In clinical trials, effects have been measured at 6 weeks of consistent use. Acute or same-day effects (where applicable) typically appear within hours, but most cumulative benefits — particularly those affecting biomarkers, mood, sleep quality, or chronic symptoms — require 4-12 weeks of regular use to fully assess. If you don't notice benefit after 12 weeks at the appropriate dose, it may not be your responder.

When is the best time to take Afobazole (Fabomotizole)?

For stress and mood goals, Afobazole (Fabomotizole) can be taken in the morning, evening, or split through the day. Effects build gradually over weeks; daily consistency matters more than precise timing. Always check product labeling and follow personalized guidance from your healthcare provider.

Is Afobazole (Fabomotizole) worth taking?
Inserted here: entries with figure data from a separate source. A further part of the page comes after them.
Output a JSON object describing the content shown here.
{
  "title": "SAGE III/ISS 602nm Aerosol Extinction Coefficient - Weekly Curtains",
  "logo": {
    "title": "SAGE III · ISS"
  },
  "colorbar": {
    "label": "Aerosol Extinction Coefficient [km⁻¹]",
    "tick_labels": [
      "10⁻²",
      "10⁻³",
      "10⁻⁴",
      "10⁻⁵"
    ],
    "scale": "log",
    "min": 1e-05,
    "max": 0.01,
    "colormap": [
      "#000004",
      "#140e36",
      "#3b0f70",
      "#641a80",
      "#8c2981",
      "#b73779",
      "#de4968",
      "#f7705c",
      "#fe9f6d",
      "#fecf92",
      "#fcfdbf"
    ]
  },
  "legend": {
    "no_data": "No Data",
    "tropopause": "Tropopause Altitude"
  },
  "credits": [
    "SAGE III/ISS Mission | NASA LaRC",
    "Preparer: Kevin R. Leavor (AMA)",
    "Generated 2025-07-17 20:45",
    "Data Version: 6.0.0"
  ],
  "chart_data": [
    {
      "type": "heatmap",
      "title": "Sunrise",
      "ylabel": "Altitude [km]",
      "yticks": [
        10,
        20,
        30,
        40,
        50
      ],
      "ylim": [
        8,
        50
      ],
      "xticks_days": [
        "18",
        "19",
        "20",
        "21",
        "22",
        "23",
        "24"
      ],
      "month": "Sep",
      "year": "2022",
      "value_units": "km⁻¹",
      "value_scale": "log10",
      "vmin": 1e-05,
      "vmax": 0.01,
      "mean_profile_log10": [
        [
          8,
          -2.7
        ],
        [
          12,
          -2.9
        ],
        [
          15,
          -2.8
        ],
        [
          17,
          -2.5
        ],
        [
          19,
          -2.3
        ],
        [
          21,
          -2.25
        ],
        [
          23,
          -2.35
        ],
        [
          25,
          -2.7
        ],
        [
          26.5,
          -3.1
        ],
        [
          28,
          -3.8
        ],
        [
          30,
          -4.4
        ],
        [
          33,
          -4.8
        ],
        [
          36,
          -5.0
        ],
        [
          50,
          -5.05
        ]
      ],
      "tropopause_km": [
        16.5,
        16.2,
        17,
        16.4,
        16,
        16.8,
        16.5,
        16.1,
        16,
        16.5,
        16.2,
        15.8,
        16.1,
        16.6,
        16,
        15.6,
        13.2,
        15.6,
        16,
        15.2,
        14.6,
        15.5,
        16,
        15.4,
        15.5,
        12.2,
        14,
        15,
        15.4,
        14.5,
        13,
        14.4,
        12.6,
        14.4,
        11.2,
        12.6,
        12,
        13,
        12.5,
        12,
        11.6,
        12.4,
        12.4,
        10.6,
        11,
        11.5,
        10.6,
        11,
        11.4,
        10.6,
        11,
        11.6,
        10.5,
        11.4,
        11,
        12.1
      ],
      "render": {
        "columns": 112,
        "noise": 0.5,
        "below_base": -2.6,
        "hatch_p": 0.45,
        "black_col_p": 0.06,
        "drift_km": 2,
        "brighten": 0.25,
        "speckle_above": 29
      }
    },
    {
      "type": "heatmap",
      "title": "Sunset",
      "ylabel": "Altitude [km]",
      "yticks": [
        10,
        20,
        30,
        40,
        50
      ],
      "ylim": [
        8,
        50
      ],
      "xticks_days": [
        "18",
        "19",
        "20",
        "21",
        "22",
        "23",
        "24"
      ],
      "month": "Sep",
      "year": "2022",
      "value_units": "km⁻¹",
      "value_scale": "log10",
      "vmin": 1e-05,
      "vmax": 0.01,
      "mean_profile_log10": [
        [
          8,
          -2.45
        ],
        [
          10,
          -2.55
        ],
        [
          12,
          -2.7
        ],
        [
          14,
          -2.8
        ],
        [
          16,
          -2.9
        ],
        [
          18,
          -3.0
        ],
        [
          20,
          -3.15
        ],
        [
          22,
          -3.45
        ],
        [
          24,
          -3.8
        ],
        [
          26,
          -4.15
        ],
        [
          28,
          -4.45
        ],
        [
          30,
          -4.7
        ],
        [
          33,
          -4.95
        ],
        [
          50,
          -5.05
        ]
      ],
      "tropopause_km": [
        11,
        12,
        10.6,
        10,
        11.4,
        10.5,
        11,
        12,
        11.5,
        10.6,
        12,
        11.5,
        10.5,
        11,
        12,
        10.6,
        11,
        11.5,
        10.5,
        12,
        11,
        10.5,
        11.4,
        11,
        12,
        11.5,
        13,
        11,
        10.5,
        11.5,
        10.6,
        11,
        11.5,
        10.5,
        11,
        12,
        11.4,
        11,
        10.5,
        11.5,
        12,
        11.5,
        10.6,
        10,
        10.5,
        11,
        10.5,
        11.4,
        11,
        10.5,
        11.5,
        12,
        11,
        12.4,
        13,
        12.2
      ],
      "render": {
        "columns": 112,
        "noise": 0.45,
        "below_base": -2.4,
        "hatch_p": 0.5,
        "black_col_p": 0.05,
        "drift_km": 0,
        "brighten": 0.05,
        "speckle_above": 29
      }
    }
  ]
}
Afobazole (Fabomotizole) has limited clinical evidence (Evidence Level 2/5 on NutraSmarts) — preliminary research suggests potential benefit, but more rigorous trials are needed. Whether it's worth taking depends on your specific goals, what you've already tried, your budget, and your overall supplement strategy. The honest framing: no supplement is essential for most people, and lifestyle factors (sleep, exercise, diet, stress management) typically produce larger effects than any single supplement. Afobazole (Fabomotizole) is most worth trying if its evidence-supported uses align with your specific goals.

What is the recommended dosage of Afobazole (Fabomotizole)?

The clinically studied dose for Afobazole (Fabomotizole) is RUSSIAN PHASE III: 30 mg/day (10 mg × 3) × 30 days. CV ANXIETY: 30-60 mg/day × 6 weeks. Standard: 10 mg three times daily × 2-4 weeks. Onset 5-7 days for full effect — not for acute panic. OTC in Russia. No dependence. Not FDA-approved.. Always follow product labeling and consult a healthcare provider for personalized dosing recommendations.

What is Afobazole (Fabomotizole) used for?

Afobazole (Fabomotizole) is studied for gad + adjustment disorders vs diazepam (phase iii pivotal), cardiovascular anxiety, activating profile without sedation. Syunyakov 2016 — pivotal Phase III multicenter RCT (n=150) vs diazepam. Afobazole NON-INFERIOR to diazepam in GAD and adjustment disorders, with SUPERIOR safety profile.